Voila! You have a lush, garden-fresh tomato sauce that you can use however you’d like. Note: if you want a chunky sauce, wield your masher with discretion. If you want a velvet-smooth sauce, run the sauce through a food processor to get all the lumps out. You’ll never have to curse a summertime tomato excess again! (I realize this is a tad out of season, but I thought I’d mention it now so that it sticks in the back of your head for the next six months and prompts you to look forward to an overabundant garden. Now that I know how easy it is to transform frozen tomatoes into a rich sauce, I’ll get a few extra plants this summer!)

Baked Pasta (with Homemade Marinara)

If you’re making homemade marinara:

1 large onion, chopped

5 cloves garlic, chopped

1 T. balsamic vinegar

Several pounds of fresh or frozen tomatoes OR at least 1 lb. of canned tomato sauce; if you use fresh or frozen tomatoes, follow the steps above to remove the skins and make your own sauce

At least 1 T. dried Italian seasoning OR 1 T. total of any/all of the following: thyme, oregano, rosemary, basil, parsley, marjoram, sage

Sea salt

With the marinara (homemade or store-bought), include:

Whole-grain pasta of your choice (I used corn spaghetti in mine)

Hard Italian cheese such as Parmesan or Asiago, grated

Preheat oven to 350F. If you’re making your own marinara, heat a drizzle of extra-virgin olive oil in a large skillet over medium heat for 1 minute, then add onion. Cook for 5 minutes or until onion is soft and starting to turn golden brown. Stir in garlic and balsamic vinegar and continue to cook for another 2 minutes or until garlic is fragrant. Add tomatoes, spices, and a pinch of salt. (If you’ve made your own tomato sauce, you’ll need to use more salt; store-bought sauce has a fair amount already.) Gently simmer sauce over medium-low for at least 20 minutes to let the flavors marry. This is one you can walk away from: assuming you have a nice low simmer and not a furious boil, the sauce can chug merrily along without your supervision.

Cook pasta according to package directions. Toss pasta with sauce and place on an oven-safe plate. Top with grated cheese. Bake for 15 minutes or until cheese is melting and turning golden brown.
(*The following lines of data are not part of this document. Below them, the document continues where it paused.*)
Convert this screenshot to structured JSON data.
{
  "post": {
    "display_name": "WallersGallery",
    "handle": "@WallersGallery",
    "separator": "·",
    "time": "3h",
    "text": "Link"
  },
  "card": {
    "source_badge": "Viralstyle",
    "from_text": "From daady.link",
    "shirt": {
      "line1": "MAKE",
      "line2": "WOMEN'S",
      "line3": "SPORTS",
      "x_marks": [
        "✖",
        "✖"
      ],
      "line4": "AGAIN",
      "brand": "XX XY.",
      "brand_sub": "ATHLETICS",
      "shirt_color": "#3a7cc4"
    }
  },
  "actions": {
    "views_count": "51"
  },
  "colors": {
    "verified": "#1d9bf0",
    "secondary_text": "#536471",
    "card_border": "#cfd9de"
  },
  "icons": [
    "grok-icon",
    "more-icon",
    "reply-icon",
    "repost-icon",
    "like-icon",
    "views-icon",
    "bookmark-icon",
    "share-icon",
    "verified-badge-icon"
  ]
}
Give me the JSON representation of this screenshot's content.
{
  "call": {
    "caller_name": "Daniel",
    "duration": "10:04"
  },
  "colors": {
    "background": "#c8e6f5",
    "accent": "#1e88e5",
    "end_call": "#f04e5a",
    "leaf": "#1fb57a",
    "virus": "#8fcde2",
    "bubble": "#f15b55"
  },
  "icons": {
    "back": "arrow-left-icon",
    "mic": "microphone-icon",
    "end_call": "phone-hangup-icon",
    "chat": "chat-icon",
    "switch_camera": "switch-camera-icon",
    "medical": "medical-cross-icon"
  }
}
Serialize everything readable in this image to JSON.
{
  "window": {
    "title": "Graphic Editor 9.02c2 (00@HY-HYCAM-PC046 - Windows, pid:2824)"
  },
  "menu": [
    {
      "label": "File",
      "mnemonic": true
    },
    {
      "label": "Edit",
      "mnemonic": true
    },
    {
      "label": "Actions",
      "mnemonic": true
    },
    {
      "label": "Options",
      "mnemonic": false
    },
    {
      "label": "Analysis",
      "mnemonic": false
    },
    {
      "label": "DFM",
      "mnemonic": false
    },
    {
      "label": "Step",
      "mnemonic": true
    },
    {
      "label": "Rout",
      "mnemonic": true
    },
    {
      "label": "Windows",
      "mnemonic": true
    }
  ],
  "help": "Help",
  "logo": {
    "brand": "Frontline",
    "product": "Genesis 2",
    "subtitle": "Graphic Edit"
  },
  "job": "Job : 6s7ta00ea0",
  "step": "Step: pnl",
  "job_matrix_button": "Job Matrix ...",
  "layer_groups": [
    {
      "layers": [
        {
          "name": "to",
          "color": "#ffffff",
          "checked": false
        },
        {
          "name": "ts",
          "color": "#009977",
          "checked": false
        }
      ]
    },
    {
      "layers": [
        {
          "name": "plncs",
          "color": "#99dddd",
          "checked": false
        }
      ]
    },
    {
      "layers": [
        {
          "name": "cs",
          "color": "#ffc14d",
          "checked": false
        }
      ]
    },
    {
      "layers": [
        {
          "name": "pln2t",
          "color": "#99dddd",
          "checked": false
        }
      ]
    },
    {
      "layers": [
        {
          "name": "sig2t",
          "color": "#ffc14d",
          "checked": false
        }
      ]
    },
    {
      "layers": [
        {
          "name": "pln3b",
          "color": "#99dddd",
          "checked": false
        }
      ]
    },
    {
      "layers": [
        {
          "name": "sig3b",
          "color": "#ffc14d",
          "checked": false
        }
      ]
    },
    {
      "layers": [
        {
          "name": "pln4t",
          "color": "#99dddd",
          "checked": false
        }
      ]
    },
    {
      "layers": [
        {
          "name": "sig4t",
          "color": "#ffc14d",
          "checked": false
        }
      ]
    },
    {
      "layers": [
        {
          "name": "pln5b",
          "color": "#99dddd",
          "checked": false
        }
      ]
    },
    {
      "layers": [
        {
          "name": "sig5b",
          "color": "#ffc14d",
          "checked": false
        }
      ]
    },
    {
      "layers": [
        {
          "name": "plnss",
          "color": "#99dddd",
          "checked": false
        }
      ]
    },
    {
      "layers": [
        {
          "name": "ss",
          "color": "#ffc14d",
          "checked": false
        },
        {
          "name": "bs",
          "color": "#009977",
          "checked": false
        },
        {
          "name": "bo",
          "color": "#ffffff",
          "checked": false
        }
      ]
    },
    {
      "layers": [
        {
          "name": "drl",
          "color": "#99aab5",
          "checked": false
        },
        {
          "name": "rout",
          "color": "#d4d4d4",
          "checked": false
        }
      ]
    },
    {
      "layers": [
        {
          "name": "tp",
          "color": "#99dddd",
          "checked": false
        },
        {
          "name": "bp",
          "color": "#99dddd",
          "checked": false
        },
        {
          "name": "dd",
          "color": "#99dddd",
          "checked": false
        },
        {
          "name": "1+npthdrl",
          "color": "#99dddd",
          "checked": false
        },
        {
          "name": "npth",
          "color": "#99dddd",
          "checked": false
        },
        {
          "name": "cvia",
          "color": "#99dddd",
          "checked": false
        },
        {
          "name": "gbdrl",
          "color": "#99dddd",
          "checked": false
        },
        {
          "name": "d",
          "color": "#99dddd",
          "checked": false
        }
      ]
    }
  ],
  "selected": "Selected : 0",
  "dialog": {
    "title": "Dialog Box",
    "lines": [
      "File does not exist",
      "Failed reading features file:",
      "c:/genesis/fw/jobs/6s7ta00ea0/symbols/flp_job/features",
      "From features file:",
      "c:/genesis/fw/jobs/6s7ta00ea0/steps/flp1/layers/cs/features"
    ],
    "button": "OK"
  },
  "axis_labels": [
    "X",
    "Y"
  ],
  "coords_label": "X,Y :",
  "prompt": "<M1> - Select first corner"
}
Leftover marinara can be refrigerated (in glass containers, please – plastic ones can leach when subjected to acidic tomatoes) for a week, or freeze in a suitable container for as long as you like. I like to use my leftover marinara as a dip for everything from crackers to shrimp. Or put it on scrambled eggs. Or serve with chicken, or even stir into chili. Homemade marinara has endless uses…including as pizza sauce, which was also put to good use in the previous post about Tuna Fish & Spinach Pizza.


Courtesy of Cultured Cook.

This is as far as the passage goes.